Logo quando chegaram ao mercado, os airbags trouxeram um novo conceito de segurança para os motoristas e os passageiros. As almofadas infláveis que surgem quando o carro colidir com algum obstáculo já se tornaram mais do que um item de conforto nos carros e passam a ser medidas importantíssimas de segurança. Por mais que não estejam presentes em todos os carros produzidos – pois ainda é uma tecnologia um tanto cara – o airbag já é quase indispensável.

A segurança ao dirigir vai muito além do airbag. É preciso usar o cinto de segurança sempre. Ninguém gosta, mas é impossível prever quando acidentes irão acontecer, e estar bem seguro é imprescindível. Contudo, os cintos de hoje em dia possuem apenas uma função: impedir que o motorista e os passageiros sejam arremessados pelas janelas em caso de colisão, por inércia. E se fosse possível aliar mais de uma função aos cintos de segurança? Isso já é possível. Além de impedir que os passageiros do carro se machuquem ainda mais, agora eles já protegem a região torácica (peito) e até mesmo o rosto das colisões.

Pode ser um pouco estranho, mas os novos cintos de segurança encontrados no novo modelo da Ford, o Explorer 2010, já terão aliada à função tradicional airbags instalados. A ideia surgiu nos laboratórios da fábrica norte-americana e é de responsabilidade do Srini Sundararajan. A função principal deste novo item é proteger as crianças, que podem estar dormindo nos bancos de trás com a cabeça inclinada – o que provocava sérios ferimentos em caso de acidente. Nos adultos, as costelas estão entre as principais regiões a serem afetadas pelos cintos convencionais, que exercem bastante pressão nesta área.

Como funciona o airbag?

O airbag fica guardado em pontos estratégicos do veículoPara entender como este novo item de segurança funciona, é preciso compreender qual é o sistema que faz um airbag inflar. Desde os anos 80, quando foi criado, o airbag já protege vidas em acidentes de trânsito envolvendo colisões. A ideia de uma bolsa de ar que é inflada de acordo com o estímulo de um impacto é composta por três etapas principais de construção. A primeira é uma bolsa que fica dentro do volante e dos painéis frontais e laterais, conforme os engenheiros decidirem posicionar.

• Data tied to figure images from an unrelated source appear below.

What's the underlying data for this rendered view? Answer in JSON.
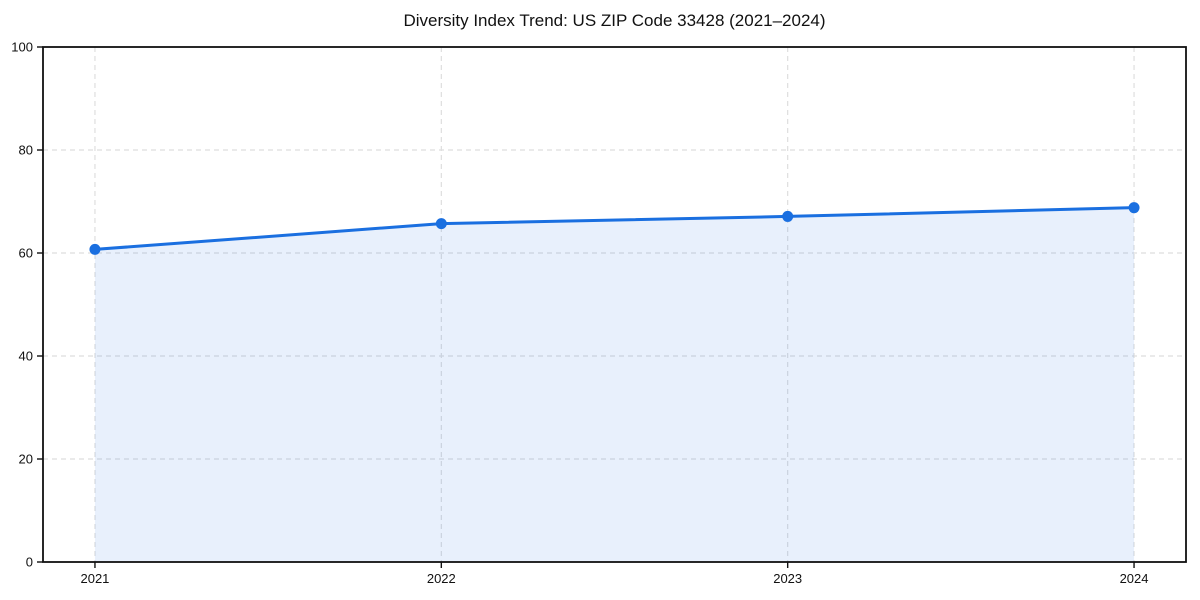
{
  "chart_data": {
    "type": "area",
    "title": "Diversity Index Trend: US ZIP Code 33428 (2021–2024)",
    "xlabel": "",
    "ylabel": "",
    "series": [
      {
        "name": "Diversity Index",
        "x": [
          2021,
          2022,
          2023,
          2024
        ],
        "values": [
          60.7,
          65.7,
          67.1,
          68.8
        ]
      }
    ],
    "xlim": [
      2020.85,
      2024.15
    ],
    "ylim": [
      0,
      100
    ],
    "xticks": [
      2021,
      2022,
      2023,
      2024
    ],
    "xtick_labels": [
      "2021",
      "2022",
      "2023",
      "2024"
    ],
    "yticks": [
      0,
      20,
      40,
      60,
      80,
      100
    ],
    "ytick_labels": [
      "0",
      "20",
      "40",
      "60",
      "80",
      "100"
    ],
    "grid": true,
    "grid_style": "dashed",
    "legend_position": "none",
    "line_color": "#1a6fe0",
    "marker_color": "#1a6fe0",
    "marker": "circle",
    "fill_color": "rgba(26,111,224,0.10)",
    "grid_color": "#dedede",
    "axis_color": "#111111",
    "background_color": "#ffffff"
  }
}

A segunda parte é, talvez, uma das mais importantes. Um sensor de colisões de força é instalado para acionar os airbags em colisões mínimas equivalentes à força de carro médio com velocidade a cerca de 20 Km/h. Por último vem o sistema de inflação. Uma substância chamada azido de sódio (NaN3) e o nitrato de potássio (KNO3), quando entram em contato, produzem um grande volume de gás nitrogênio, responsável pelo “surgimento” dos airbags quando há uma colisão.